A protocol for seeding and culturing monocytes derived macrophages was adopted from McNally et al.¹⁸ 0.2 × 10⁶ cryopreserved monocytes from three donors (Cat# 70034; STEMCELL Technologies, Vancouver, Canada) were seeded in a 96 well plate coated with 25 μg/mL of fibronectin (F8141; Sigma-Aldrich Corp.). Cells were incubated in 0.2 mL of macrophage serum-free medium (SFM; Gibco Laboratories) supplemented with 20% heat-inactivated AB serum (Sigma-Aldrich Corp.) and 1% penicillin-streptomycin mixture (Gibco Laboratories) for 2 hours. Nonadherent cells were removed by washing with warm PBS containing Ca²⁺ and Mg²⁺ and adherent cells were cultured in macrophage-SFM with 1% penicillin-streptomycin mixture (Gibco Laboratories) until day 2. On day 2, media were exchanged with macrophage-SFM with 10% AB serum. From days 3 through 8, cells were treated with PLGA microspheres or PLGA rod at 5.5 mg/mL. We utilized 25 ng/mL of IL-4 (PHC0044; Thermo Fisher Scientific), a known inducer of macrophage fusion, as a positive control. Supernatant was collected on day 8 and cytokines/chemokines were measured using a commercial assay (EMD Millipore Corp.). Cells on day 8 were stained with fluorescent plasma membrane dye (1:1000 C10046; Thermo Fisher Scientific) and Hoechst (1:10,000 H3570; Thermo Fisher Scientific) for live imaging of fusion. We performed 1-way ANOVA followed by Tukey's multiple comparisons test to determine statistical significance among treatments (GraphPad Software, Inc.). 

In order to support rapid clinical development of PLGA microspheres as a long-acting delivery platform, a 26-week toxicology study with a 13-week recovery in cynomolgus monkeys was conducted. Unexpectedly, a progressive inflammatory response was observed, beginning as early as 3 days' postdose, and progressing to a moderate to severe response in most animals within 1 month. This response was the mildest in the low dose group (3 mg/eye), but was of similar severity in the mid and high dose groups (10 and 12.5 mg/eye, respectively).

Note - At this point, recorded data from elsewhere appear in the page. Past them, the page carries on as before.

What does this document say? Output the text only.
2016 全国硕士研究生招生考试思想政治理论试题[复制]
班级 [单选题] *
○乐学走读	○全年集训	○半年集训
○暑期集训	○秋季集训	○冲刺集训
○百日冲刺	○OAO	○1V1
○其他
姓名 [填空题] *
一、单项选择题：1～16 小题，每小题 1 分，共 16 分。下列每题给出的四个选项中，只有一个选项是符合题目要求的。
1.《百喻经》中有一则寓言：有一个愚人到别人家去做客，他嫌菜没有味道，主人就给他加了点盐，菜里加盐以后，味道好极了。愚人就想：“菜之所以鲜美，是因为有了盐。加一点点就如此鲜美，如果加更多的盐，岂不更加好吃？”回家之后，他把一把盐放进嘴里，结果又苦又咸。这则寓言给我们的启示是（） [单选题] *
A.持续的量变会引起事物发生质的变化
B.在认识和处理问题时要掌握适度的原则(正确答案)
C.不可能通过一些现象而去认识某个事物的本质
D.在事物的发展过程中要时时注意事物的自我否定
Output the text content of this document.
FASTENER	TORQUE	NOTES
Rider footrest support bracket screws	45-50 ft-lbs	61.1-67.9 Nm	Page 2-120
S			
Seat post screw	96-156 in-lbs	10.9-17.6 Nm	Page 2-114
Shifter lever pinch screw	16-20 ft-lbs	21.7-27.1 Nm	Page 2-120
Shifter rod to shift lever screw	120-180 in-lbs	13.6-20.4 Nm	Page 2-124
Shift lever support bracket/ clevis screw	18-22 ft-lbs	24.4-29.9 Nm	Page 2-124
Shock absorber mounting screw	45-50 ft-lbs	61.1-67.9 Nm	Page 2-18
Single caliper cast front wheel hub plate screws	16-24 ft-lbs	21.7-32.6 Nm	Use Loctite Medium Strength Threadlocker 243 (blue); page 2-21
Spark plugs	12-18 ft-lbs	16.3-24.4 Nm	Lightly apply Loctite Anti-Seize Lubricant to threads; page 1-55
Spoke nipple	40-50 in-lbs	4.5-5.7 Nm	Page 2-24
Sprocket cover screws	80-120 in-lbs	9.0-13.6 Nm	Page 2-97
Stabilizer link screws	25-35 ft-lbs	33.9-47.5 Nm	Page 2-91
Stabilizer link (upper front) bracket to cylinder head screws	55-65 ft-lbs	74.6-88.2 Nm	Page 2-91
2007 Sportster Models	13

Clinical observations captured via external observations, slit-lamp biomicroscopy, and indirect ophthalmoscopy included conjunctival hyperemia, aqueous flare, vitreous cells, and iris hyperemia (up to 4+ on “0” to 4+ scale). Also observed were aqueous and vitreous haze, precipitates/inflammatory cells on the lens, degraded view of the fundus, fibrin clots, dyscoric or miotic pupils, posterior synechia, incomplete pupil dilation, vitreous floaters, iris depigmentation, cystoid macular edema, corneal edema, and corneal neovascularization. Due to the severity of the ocular findings, numerous animals were euthanized for animal welfare reasons. This included one low-dose female during week 6, one middose male during week 7, one middose male and three high-dose males during week 16, and one high-dose male during week 17. During weeks 21 through 24, all remaining mid- and high-dose animals were euthanized due to severe clinical signs. Control and low animals were euthanized as scheduled in week 26 (terminal necropsy, n = 3/sex/group) and 39 (recovery necropsy, n = 2/sex for control and low-dose males, n = 1 for low-dose females). 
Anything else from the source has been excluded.